ExxonMobil's Production Profile Promises Hefty Payday
ExxonMobil delivered its fourth-quarter 2013 results in late January. While earnings increased sequentially from $7.9 billion in Q3 to $8.4 billion in Q4, investors remained widely pessimistic about the slip in ExxonMobil's upstream volumes, which decreased 1.8%. This was in part driven by its high exposure to natural gas, which makes up 47% of total production.
Despite natural gas prices rising during the prevailing cold season, continually low gas prices have made the incentive to produce natural gas painfully low, impacting ExxonMobil's upstream volumes -- prices must be reasonably high to accommodate the cost of production and still deliver a fair profit margin.
The natural gas volumes that ExxonMobil produces continue to weigh on its stock. Year to date it has lost close to 10%. However, this may change once natural gas prices adjust to the actual realities on the ground.
More control over pricing mechanisms
Ongoing cold weather in the Northeast continues to drive the demand for natural gas. March delivery for natural gas hit $5.58 per million Btu (MMBtu) in early trading on Feb. 5, a price not seen since early 2010.
In the near term, the price may slip -- it won't be cold forever. In fact, April futures prices are down to about $4.60/MMBtu, below the $5 sweet spot that makes it attractive to pursue natural gas. In the long term, however, oil players, including ExxonMobil, will have more control over natural gas pricing mechanisms, presenting an incredible opportunity.
Since 2005, the five highest days of natural gas consumption all occurred in January of this year. This has greatly affected storage levels. Just to put this into clearer perspective, storage levels are 22.5% below where they were a year ago and 16.6% off the five-year average.

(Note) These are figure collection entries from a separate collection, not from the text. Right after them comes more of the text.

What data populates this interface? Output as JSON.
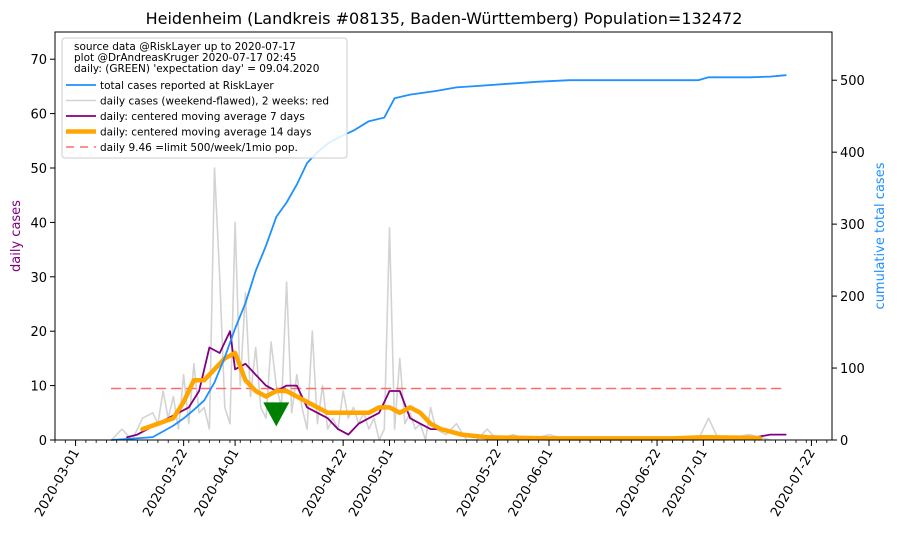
{
  "chart_data": {
    "type": "line",
    "title": "Heidenheim (Landkreis #08135, Baden-Württemberg) Population=132472",
    "ylabel_left": "daily cases",
    "ylabel_right": "cumulative total cases",
    "ylim_left": [
      0,
      75
    ],
    "ylim_right": [
      0,
      567
    ],
    "xlim": [
      "2020-02-26",
      "2020-07-26"
    ],
    "grid": false,
    "legend_placement": "top-left",
    "yticks_left": [
      "0",
      "10",
      "20",
      "30",
      "40",
      "50",
      "60",
      "70"
    ],
    "yticks_right": [
      "0",
      "100",
      "200",
      "300",
      "400",
      "500"
    ],
    "xticks": [
      "2020-03-01",
      "2020-03-22",
      "2020-04-01",
      "2020-04-22",
      "2020-05-01",
      "2020-05-22",
      "2020-06-01",
      "2020-06-22",
      "2020-07-01",
      "2020-07-22"
    ],
    "legend_header": [
      "source data @RiskLayer up to 2020-07-17",
      "plot @DrAndreasKruger 2020-07-17 02:45",
      "daily: (GREEN) 'expectation day' = 09.04.2020"
    ],
    "series": [
      {
        "name": "total cases reported at RiskLayer",
        "axis": "right",
        "color": "#1e90ff",
        "points": [
          [
            "2020-03-08",
            0
          ],
          [
            "2020-03-12",
            2
          ],
          [
            "2020-03-16",
            4
          ],
          [
            "2020-03-18",
            12
          ],
          [
            "2020-03-20",
            20
          ],
          [
            "2020-03-22",
            30
          ],
          [
            "2020-03-24",
            42
          ],
          [
            "2020-03-26",
            55
          ],
          [
            "2020-03-28",
            80
          ],
          [
            "2020-03-30",
            115
          ],
          [
            "2020-04-01",
            155
          ],
          [
            "2020-04-03",
            190
          ],
          [
            "2020-04-05",
            235
          ],
          [
            "2020-04-07",
            270
          ],
          [
            "2020-04-09",
            310
          ],
          [
            "2020-04-11",
            330
          ],
          [
            "2020-04-13",
            355
          ],
          [
            "2020-04-15",
            385
          ],
          [
            "2020-04-17",
            400
          ],
          [
            "2020-04-19",
            412
          ],
          [
            "2020-04-21",
            420
          ],
          [
            "2020-04-24",
            430
          ],
          [
            "2020-04-27",
            443
          ],
          [
            "2020-04-30",
            448
          ],
          [
            "2020-05-02",
            475
          ],
          [
            "2020-05-05",
            480
          ],
          [
            "2020-05-10",
            485
          ],
          [
            "2020-05-14",
            490
          ],
          [
            "2020-05-18",
            492
          ],
          [
            "2020-05-24",
            495
          ],
          [
            "2020-05-30",
            498
          ],
          [
            "2020-06-05",
            500
          ],
          [
            "2020-06-20",
            500
          ],
          [
            "2020-06-30",
            500
          ],
          [
            "2020-07-02",
            504
          ],
          [
            "2020-07-10",
            504
          ],
          [
            "2020-07-14",
            505
          ],
          [
            "2020-07-17",
            507
          ]
        ]
      },
      {
        "name": "daily cases (weekend-flawed), 2 weeks: red",
        "axis": "left",
        "color": "#d3d3d3",
        "points": [
          [
            "2020-03-08",
            0
          ],
          [
            "2020-03-10",
            2
          ],
          [
            "2020-03-12",
            0
          ],
          [
            "2020-03-14",
            4
          ],
          [
            "2020-03-16",
            5
          ],
          [
            "2020-03-17",
            3
          ],
          [
            "2020-03-18",
            9
          ],
          [
            "2020-03-19",
            4
          ],
          [
            "2020-03-20",
            8
          ],
          [
            "2020-03-21",
            2
          ],
          [
            "2020-03-22",
            12
          ],
          [
            "2020-03-23",
            3
          ],
          [
            "2020-03-24",
            14
          ],
          [
            "2020-03-25",
            5
          ],
          [
            "2020-03-26",
            6
          ],
          [
            "2020-03-27",
            2
          ],
          [
            "2020-03-28",
            50
          ],
          [
            "2020-03-29",
            30
          ],
          [
            "2020-03-30",
            6
          ],
          [
            "2020-03-31",
            3
          ],
          [
            "2020-04-01",
            40
          ],
          [
            "2020-04-02",
            10
          ],
          [
            "2020-04-03",
            27
          ],
          [
            "2020-04-04",
            8
          ],
          [
            "2020-04-05",
            17
          ],
          [
            "2020-04-06",
            6
          ],
          [
            "2020-04-07",
            4
          ],
          [
            "2020-04-08",
            18
          ],
          [
            "2020-04-09",
            10
          ],
          [
            "2020-04-10",
            6
          ],
          [
            "2020-04-11",
            29
          ],
          [
            "2020-04-12",
            5
          ],
          [
            "2020-04-13",
            12
          ],
          [
            "2020-04-14",
            6
          ],
          [
            "2020-04-15",
            2
          ],
          [
            "2020-04-16",
            20
          ],
          [
            "2020-04-17",
            3
          ],
          [
            "2020-04-18",
            10
          ],
          [
            "2020-04-19",
            2
          ],
          [
            "2020-04-20",
            4
          ],
          [
            "2020-04-21",
            2
          ],
          [
            "2020-04-22",
            9
          ],
          [
            "2020-04-23",
            4
          ],
          [
            "2020-04-24",
            6
          ],
          [
            "2020-04-25",
            3
          ],
          [
            "2020-04-26",
            5
          ],
          [
            "2020-04-27",
            2
          ],
          [
            "2020-04-28",
            4
          ],
          [
            "2020-04-29",
            0
          ],
          [
            "2020-04-30",
            2
          ],
          [
            "2020-05-01",
            39
          ],
          [
            "2020-05-02",
            2
          ],
          [
            "2020-05-03",
            15
          ],
          [
            "2020-05-04",
            3
          ],
          [
            "2020-05-05",
            5
          ],
          [
            "2020-05-06",
            2
          ],
          [
            "2020-05-07",
            3
          ],
          [
            "2020-05-08",
            0
          ],
          [
            "2020-05-09",
            6
          ],
          [
            "2020-05-10",
            2
          ],
          [
            "2020-05-12",
            1
          ],
          [
            "2020-05-14",
            3
          ],
          [
            "2020-05-16",
            0
          ],
          [
            "2020-05-18",
            0
          ],
          [
            "2020-05-20",
            2
          ],
          [
            "2020-05-22",
            0
          ],
          [
            "2020-05-25",
            1
          ],
          [
            "2020-05-28",
            0
          ],
          [
            "2020-06-01",
            1
          ],
          [
            "2020-06-05",
            0
          ],
          [
            "2020-06-30",
            0
          ],
          [
            "2020-07-02",
            4
          ],
          [
            "2020-07-04",
            0
          ],
          [
            "2020-07-10",
            1
          ],
          [
            "2020-07-14",
            0
          ]
        ]
      },
      {
        "name": "daily: centered moving average 7 days",
        "axis": "left",
        "color": "#800080",
        "points": [
          [
            "2020-03-11",
            0.5
          ],
          [
            "2020-03-13",
            1
          ],
          [
            "2020-03-15",
            2
          ],
          [
            "2020-03-17",
            3
          ],
          [
            "2020-03-19",
            4
          ],
          [
            "2020-03-21",
            5
          ],
          [
            "2020-03-23",
            6
          ],
          [
            "2020-03-25",
            9
          ],
          [
            "2020-03-27",
            17
          ],
          [
            "2020-03-29",
            16
          ],
          [
            "2020-03-31",
            20
          ],
          [
            "2020-04-01",
            13
          ],
          [
            "2020-04-03",
            14
          ],
          [
            "2020-04-05",
            12
          ],
          [
            "2020-04-07",
            10
          ],
          [
            "2020-04-09",
            9
          ],
          [
            "2020-04-11",
            10
          ],
          [
            "2020-04-13",
            10
          ],
          [
            "2020-04-15",
            6
          ],
          [
            "2020-04-17",
            5
          ],
          [
            "2020-04-19",
            4
          ],
          [
            "2020-04-21",
            2
          ],
          [
            "2020-04-23",
            1
          ],
          [
            "2020-04-25",
            3
          ],
          [
            "2020-04-27",
            4
          ],
          [
            "2020-04-29",
            5
          ],
          [
            "2020-05-01",
            9
          ],
          [
            "2020-05-03",
            9
          ],
          [
            "2020-05-05",
            4
          ],
          [
            "2020-05-07",
            3
          ],
          [
            "2020-05-09",
            2
          ],
          [
            "2020-05-11",
            2
          ],
          [
            "2020-05-15",
            1
          ],
          [
            "2020-05-20",
            0.5
          ],
          [
            "2020-06-10",
            0.2
          ],
          [
            "2020-07-10",
            0.3
          ],
          [
            "2020-07-14",
            1
          ],
          [
            "2020-07-17",
            1
          ]
        ]
      },
      {
        "name": "daily: centered moving average 14 days",
        "axis": "left",
        "color": "#ffa500",
        "points": [
          [
            "2020-03-14",
            2
          ],
          [
            "2020-03-17",
            3
          ],
          [
            "2020-03-20",
            4
          ],
          [
            "2020-03-22",
            7
          ],
          [
            "2020-03-24",
            11
          ],
          [
            "2020-03-26",
            11
          ],
          [
            "2020-03-28",
            13
          ],
          [
            "2020-03-30",
            15
          ],
          [
            "2020-04-01",
            16
          ],
          [
            "2020-04-03",
            11
          ],
          [
            "2020-04-05",
            9
          ],
          [
            "2020-04-07",
            8
          ],
          [
            "2020-04-09",
            9
          ],
          [
            "2020-04-11",
            9
          ],
          [
            "2020-04-13",
            8
          ],
          [
            "2020-04-15",
            7
          ],
          [
            "2020-04-17",
            6
          ],
          [
            "2020-04-19",
            5
          ],
          [
            "2020-04-21",
            5
          ],
          [
            "2020-04-23",
            5
          ],
          [
            "2020-04-25",
            5
          ],
          [
            "2020-04-27",
            5
          ],
          [
            "2020-04-29",
            6
          ],
          [
            "2020-05-01",
            6
          ],
          [
            "2020-05-03",
            5
          ],
          [
            "2020-05-05",
            6
          ],
          [
            "2020-05-07",
            5
          ],
          [
            "2020-05-09",
            3
          ],
          [
            "2020-05-11",
            2
          ],
          [
            "2020-05-15",
            1
          ],
          [
            "2020-05-20",
            0.5
          ],
          [
            "2020-06-01",
            0.3
          ],
          [
            "2020-06-25",
            0.3
          ],
          [
            "2020-07-01",
            0.5
          ],
          [
            "2020-07-10",
            0.4
          ],
          [
            "2020-07-12",
            0.3
          ]
        ]
      },
      {
        "name": "daily 9.46 =limit 500/week/1mio pop.",
        "axis": "left",
        "color": "#ff6b6b",
        "dashed": true,
        "points": [
          [
            "2020-03-08",
            9.46
          ],
          [
            "2020-07-17",
            9.46
          ]
        ]
      }
    ],
    "marker": {
      "date": "2020-04-09",
      "value": 2.5,
      "color": "#008000",
      "shape": "triangle-down"
    }
  }
}
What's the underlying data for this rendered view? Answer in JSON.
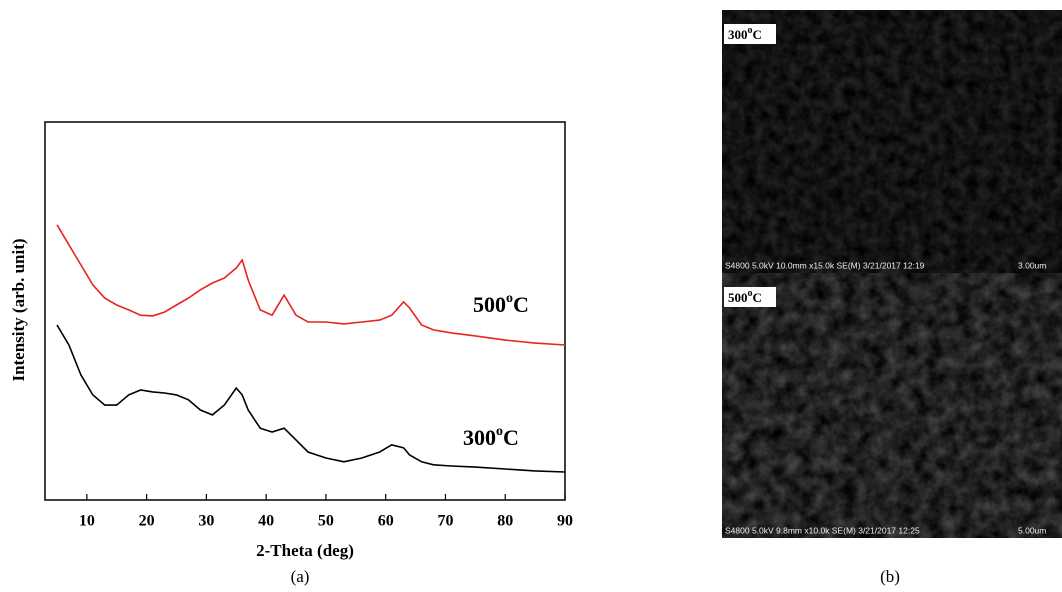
{
  "chart_data": {
    "type": "line",
    "xlabel": "2-Theta (deg)",
    "ylabel": "Intensity (arb. unit)",
    "x": [
      5,
      7,
      9,
      11,
      13,
      15,
      17,
      19,
      21,
      23,
      25,
      27,
      29,
      31,
      33,
      35,
      36,
      37,
      39,
      41,
      43,
      45,
      47,
      50,
      53,
      56,
      59,
      61,
      63,
      64,
      66,
      68,
      71,
      75,
      80,
      85,
      90
    ],
    "series": [
      {
        "name": "500",
        "color": "#e8241f",
        "values": [
          72.8,
          67.5,
          62.2,
          56.9,
          53.4,
          51.6,
          50.3,
          48.9,
          48.7,
          49.7,
          51.6,
          53.4,
          55.6,
          57.4,
          58.7,
          61.4,
          63.5,
          58.2,
          50.3,
          48.9,
          54.2,
          48.9,
          47.1,
          47.1,
          46.6,
          47.1,
          47.6,
          48.9,
          52.4,
          50.8,
          46.3,
          45.0,
          44.2,
          43.4,
          42.3,
          41.5,
          41.0
        ]
      },
      {
        "name": "300",
        "color": "#000000",
        "values": [
          46.3,
          41.0,
          33.1,
          27.8,
          25.1,
          25.1,
          27.8,
          29.1,
          28.6,
          28.3,
          27.8,
          26.5,
          23.8,
          22.5,
          25.1,
          29.6,
          27.8,
          23.8,
          19.0,
          18.0,
          19.0,
          15.9,
          12.7,
          11.1,
          10.1,
          11.1,
          12.7,
          14.6,
          13.8,
          11.9,
          10.1,
          9.3,
          9.0,
          8.7,
          8.2,
          7.7,
          7.4
        ]
      }
    ],
    "annotations": [
      {
        "text": "500",
        "sup": "o",
        "unit": "C"
      },
      {
        "text": "300",
        "sup": "o",
        "unit": "C"
      }
    ],
    "xlim": [
      3,
      90
    ],
    "xticks": [
      10,
      20,
      30,
      40,
      50,
      60,
      70,
      80,
      90
    ],
    "ylim": [
      0,
      100
    ],
    "caption": "(a)"
  },
  "sem": {
    "caption": "(b)",
    "panels": [
      {
        "label": "300",
        "sup": "o",
        "unit": "C",
        "info": "S4800 5.0kV 10.0mm x15.0k SE(M) 3/21/2017 12:19",
        "scale": "3.00um"
      },
      {
        "label": "500",
        "sup": "o",
        "unit": "C",
        "info": "S4800 5.0kV 9.8mm x10.0k SE(M) 3/21/2017 12:25",
        "scale": "5.00um"
      }
    ]
  }
}
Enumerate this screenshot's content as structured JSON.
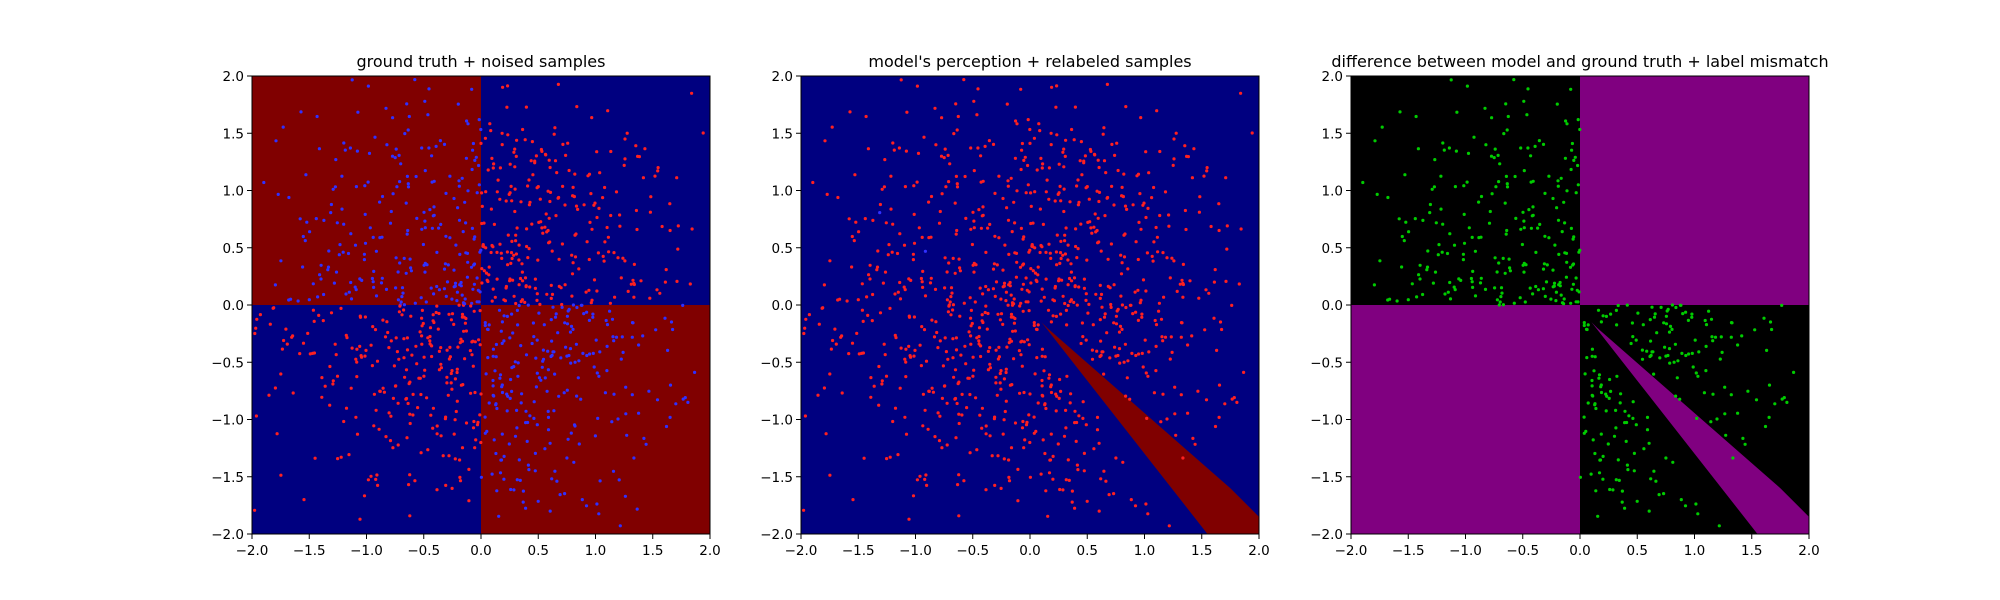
{
  "chart_data": [
    {
      "type": "scatter",
      "title": "ground truth + noised samples",
      "xlim": [
        -2.0,
        2.0
      ],
      "ylim": [
        -2.0,
        2.0
      ],
      "xticks": [
        "−2.0",
        "−1.5",
        "−1.0",
        "−0.5",
        "0.0",
        "0.5",
        "1.0",
        "1.5",
        "2.0"
      ],
      "yticks": [
        "−2.0",
        "−1.5",
        "−1.0",
        "−0.5",
        "0.0",
        "0.5",
        "1.0",
        "1.5",
        "2.0"
      ],
      "tick_values": [
        -2.0,
        -1.5,
        -1.0,
        -0.5,
        0.0,
        0.5,
        1.0,
        1.5,
        2.0
      ],
      "grid": false,
      "background": {
        "kind": "quadrant-checker",
        "color_a": "#800000",
        "color_b": "#000080",
        "description": "x*y<0 -> color_a (dark red), x*y>0 -> color_b (navy)"
      },
      "series": [
        {
          "color": "#ff2020",
          "rule": "in navy quadrants (x*y>0)",
          "approx_count": 500
        },
        {
          "color": "#3030ff",
          "rule": "in dark-red quadrants (x*y<0)",
          "approx_count": 500
        }
      ]
    },
    {
      "type": "scatter",
      "title": "model's perception + relabeled samples",
      "xlim": [
        -2.0,
        2.0
      ],
      "ylim": [
        -2.0,
        2.0
      ],
      "xticks": [
        "−2.0",
        "−1.5",
        "−1.0",
        "−0.5",
        "0.0",
        "0.5",
        "1.0",
        "1.5",
        "2.0"
      ],
      "yticks": [
        "−2.0",
        "−1.5",
        "−1.0",
        "−0.5",
        "0.0",
        "0.5",
        "1.0",
        "1.5",
        "2.0"
      ],
      "tick_values": [
        -2.0,
        -1.5,
        -1.0,
        -0.5,
        0.0,
        0.5,
        1.0,
        1.5,
        2.0
      ],
      "grid": false,
      "background": {
        "kind": "uniform-with-wedge",
        "color_main": "#000080",
        "color_wedge": "#800000",
        "wedge_polygon": [
          [
            0.1,
            -0.15
          ],
          [
            1.55,
            -2.0
          ],
          [
            2.0,
            -2.0
          ],
          [
            2.0,
            -1.85
          ],
          [
            1.75,
            -1.6
          ],
          [
            0.15,
            -0.2
          ]
        ]
      },
      "series": [
        {
          "color": "#ff2020",
          "rule": "nearly all samples",
          "approx_count": 1000
        },
        {
          "color": "#3030ff",
          "rule": "sparse, upper-left area",
          "approx_count": 15
        }
      ]
    },
    {
      "type": "scatter",
      "title": "difference between model and ground truth + label mismatch",
      "xlim": [
        -2.0,
        2.0
      ],
      "ylim": [
        -2.0,
        2.0
      ],
      "xticks": [
        "−2.0",
        "−1.5",
        "−1.0",
        "−0.5",
        "0.0",
        "0.5",
        "1.0",
        "1.5",
        "2.0"
      ],
      "yticks": [
        "−2.0",
        "−1.5",
        "−1.0",
        "−0.5",
        "0.0",
        "0.5",
        "1.0",
        "1.5",
        "2.0"
      ],
      "tick_values": [
        -2.0,
        -1.5,
        -1.0,
        -0.5,
        0.0,
        0.5,
        1.0,
        1.5,
        2.0
      ],
      "grid": false,
      "background": {
        "kind": "quadrant-diff",
        "color_agree": "#000000",
        "color_differ": "#800080",
        "description": "x*y>0 -> purple, x*y<0 -> black, plus purple wedge in lower-right",
        "wedge_polygon": [
          [
            0.1,
            -0.15
          ],
          [
            1.55,
            -2.0
          ],
          [
            2.0,
            -2.0
          ],
          [
            2.0,
            -1.85
          ],
          [
            1.75,
            -1.6
          ],
          [
            0.15,
            -0.2
          ]
        ]
      },
      "series": [
        {
          "color": "#00cc00",
          "rule": "mismatched labels, in black quadrants (x*y<0)",
          "approx_count": 500
        }
      ]
    }
  ]
}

ExxonMobil is an integrated oil major -- it's exposed to upstream, midstream, and downstream operations. This means that it cannot only control its own natural gas storage by rationing supply, but it can also exert its towering influence in the midstream sector to push other midstream players to follow suit.
Current low storage levels firmly place the gavel in ExxonMobil's hands. Due to the aforementioned influence in the midstream sector, ExxonMobil has the ability to play simple economics of scarcity to influence demand and in effect impact natural gas prices. This may come into clearer focus in the near term, as low storage levels present an opportunity to hold onto supplies and beat the market-pricing mechanisms.
While this is not essentially a game changer -- regulators and consumers groups won't give ExxonMobil the time of day -- it gives ExxonMobil momentary power to increase natural gas prices, presenting a chance to reverse the slowdown in the upstream business in the near term. This should be reflected in its stock going forward.
More involvement in natural gas value chain = higher prices
While directly controlling price mechanisms is subject to much debate and sharp criticism from consumer groups and regulators, a long-term solution for low natural gas prices is in the offing.
The gaping lack of infrastructure in the midstream sector will have a more far-reaching and permanent impact on natural gas prices. The deficit in midstream infrastructure is something that I have extensively deliberated upon, including previously pointing out that 35% of Bakken natural gas production is flared -- burned at the well -- due to lack of infrastructure to store and transport it. This runs into $100 million each month.
Going forward, midstream sector players will move in to capitalize on the demand for infrastructure, ExxonMobil included. Naturally, this requires heavy capital investments. Since 2008, 95% of midstream companies' expenditures and acquisitions have been funded externally through equity and debt, according to a report by the Deloitte Center for Energy Solutions. This is likely to remain unchanged in the face of huge demand for infrastructure.
This means that midstream companies will be chasing higher returns in order to reward suppliers of external capital -- higher interest payouts for debt instruments and more dividends for equity. Naturally, the pursuit of greater returns will be priced into the entire oil value chain, putting reasonable upward pressure on natural gas prices in the long term.
Natural gas prices will increase in the long term. The current swings are simply a small caption in an otherwise long-stretching upward curve. Moving forward, ExxonMobil will make solid returns on its high exposure to natural gas (47% of production portfolio). In consideration of this, ExxonMobil is currently trading at a great discount. Investors should make use of the opportunity.